According to York, what we see in the trailer reflects what fans can expect to experience when GTA 6 eventually comes out at some point in 2025.
“This is an in-game cutscene,” York said of the trailer. “A lot of the games you see are done with cinematics, and they cut to a scene and it’s not all in-game. It’s kind of pre-rendered and you see it. But everything you see in a GTA game is all done in-game. Every single cutscene. If you see that building way in the back, you can go to that building, you can climb it, you can jump off it. This game is very elaborate. That’s why it takes them so long to make.”
York goes on to talk about Rockstar staff working on hundreds of thousands of animations for previous games, a momentous task done in order to accommodate the player’s every whim.
Pointing to the GTA 6 trailer’s clip of a Vice City beach, York called it full of people all performing unique actions to make the virtual world feel alive. This is a Rockstar trademark only possible with hundreds of thousands of animations, York insisted.
IMAGE CREDIT: ROCKSTAR GAMES.
Then, discussing the life-life nature of NPCs, some of which have ultra-realistic hair and even pockmarks on skin, York said he was impressed with GTA 6’s graphics.

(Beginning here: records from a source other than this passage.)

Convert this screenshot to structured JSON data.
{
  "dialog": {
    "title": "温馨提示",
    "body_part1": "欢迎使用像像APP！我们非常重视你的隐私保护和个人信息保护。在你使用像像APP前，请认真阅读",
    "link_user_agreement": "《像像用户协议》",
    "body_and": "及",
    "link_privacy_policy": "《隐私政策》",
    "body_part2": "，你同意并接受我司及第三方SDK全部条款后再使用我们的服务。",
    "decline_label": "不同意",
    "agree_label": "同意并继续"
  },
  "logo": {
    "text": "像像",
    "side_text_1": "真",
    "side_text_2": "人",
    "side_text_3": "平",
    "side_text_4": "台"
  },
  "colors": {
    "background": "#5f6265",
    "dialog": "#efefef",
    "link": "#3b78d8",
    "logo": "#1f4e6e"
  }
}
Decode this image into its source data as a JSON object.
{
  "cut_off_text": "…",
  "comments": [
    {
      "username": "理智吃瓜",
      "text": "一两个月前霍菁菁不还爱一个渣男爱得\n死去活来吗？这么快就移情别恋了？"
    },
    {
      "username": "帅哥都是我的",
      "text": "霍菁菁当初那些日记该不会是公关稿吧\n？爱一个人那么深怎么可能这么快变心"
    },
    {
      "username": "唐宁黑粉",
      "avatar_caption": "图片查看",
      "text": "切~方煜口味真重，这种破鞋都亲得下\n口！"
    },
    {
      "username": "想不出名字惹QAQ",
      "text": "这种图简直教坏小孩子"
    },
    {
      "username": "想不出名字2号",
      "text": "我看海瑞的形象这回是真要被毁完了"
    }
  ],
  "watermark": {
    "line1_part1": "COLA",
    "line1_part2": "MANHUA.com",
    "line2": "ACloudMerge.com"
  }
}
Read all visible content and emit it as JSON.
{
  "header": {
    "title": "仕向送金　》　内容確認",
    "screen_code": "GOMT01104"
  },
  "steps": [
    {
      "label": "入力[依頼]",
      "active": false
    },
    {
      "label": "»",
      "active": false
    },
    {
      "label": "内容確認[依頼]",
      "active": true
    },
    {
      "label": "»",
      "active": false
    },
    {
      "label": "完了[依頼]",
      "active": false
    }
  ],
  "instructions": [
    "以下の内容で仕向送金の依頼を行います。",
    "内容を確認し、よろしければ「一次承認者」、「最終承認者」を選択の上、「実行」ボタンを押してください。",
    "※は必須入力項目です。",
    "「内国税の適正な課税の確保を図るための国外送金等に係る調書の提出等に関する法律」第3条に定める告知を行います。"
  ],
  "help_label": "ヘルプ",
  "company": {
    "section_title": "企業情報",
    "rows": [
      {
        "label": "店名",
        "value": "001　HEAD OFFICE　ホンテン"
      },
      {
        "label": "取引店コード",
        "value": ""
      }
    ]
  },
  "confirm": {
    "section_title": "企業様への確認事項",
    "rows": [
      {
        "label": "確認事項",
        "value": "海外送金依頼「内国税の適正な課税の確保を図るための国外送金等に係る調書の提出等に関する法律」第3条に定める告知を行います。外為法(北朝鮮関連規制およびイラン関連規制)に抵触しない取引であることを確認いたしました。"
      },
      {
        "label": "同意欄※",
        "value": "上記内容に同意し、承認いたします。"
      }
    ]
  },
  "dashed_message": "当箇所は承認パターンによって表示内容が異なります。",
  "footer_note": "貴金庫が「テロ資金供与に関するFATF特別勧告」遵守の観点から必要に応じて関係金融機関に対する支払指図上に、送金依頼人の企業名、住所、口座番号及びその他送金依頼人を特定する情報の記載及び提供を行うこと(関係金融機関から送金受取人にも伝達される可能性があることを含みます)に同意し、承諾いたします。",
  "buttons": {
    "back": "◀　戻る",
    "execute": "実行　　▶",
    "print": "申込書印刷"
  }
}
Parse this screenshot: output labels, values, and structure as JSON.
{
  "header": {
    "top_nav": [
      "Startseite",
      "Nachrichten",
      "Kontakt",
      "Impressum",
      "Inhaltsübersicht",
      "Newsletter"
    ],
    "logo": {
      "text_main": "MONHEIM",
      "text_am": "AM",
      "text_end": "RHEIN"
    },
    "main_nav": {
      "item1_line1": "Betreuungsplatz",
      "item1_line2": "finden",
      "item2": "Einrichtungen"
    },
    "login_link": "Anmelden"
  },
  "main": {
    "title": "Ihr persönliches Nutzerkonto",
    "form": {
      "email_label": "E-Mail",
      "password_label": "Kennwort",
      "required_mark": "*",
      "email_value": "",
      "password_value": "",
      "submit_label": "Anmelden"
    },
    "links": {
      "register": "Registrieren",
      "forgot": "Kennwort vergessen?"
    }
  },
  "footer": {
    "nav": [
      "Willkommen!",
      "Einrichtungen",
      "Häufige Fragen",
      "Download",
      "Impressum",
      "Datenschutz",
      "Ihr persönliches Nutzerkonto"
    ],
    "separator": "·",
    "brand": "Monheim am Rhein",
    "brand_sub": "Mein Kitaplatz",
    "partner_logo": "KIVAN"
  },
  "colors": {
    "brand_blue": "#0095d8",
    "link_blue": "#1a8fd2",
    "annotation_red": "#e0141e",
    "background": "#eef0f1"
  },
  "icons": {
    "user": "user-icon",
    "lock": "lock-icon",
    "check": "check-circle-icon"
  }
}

“I’m really impressed with how far they’re bringing the graphics in-game,” he said. “A lot of times you see a cinematic - this is not that. When you play this game it’s really going to look like this. It’s going to look just like this. It’s going to be incredible. I can’t wait.
“Because the artists over there really know how to push the consoles and the hardware to the limits with their level of detail (LODs).”
York calls the GTA 6 trailer’s much-discussed bikini-clad woman an NPC (there is a fair bit of debate about this character’s identity, with some believing it’s protagonist Lucia with a different hairstyle and outfit), and trumpets the graphical quality Rockstar has applied to the people who populate the world.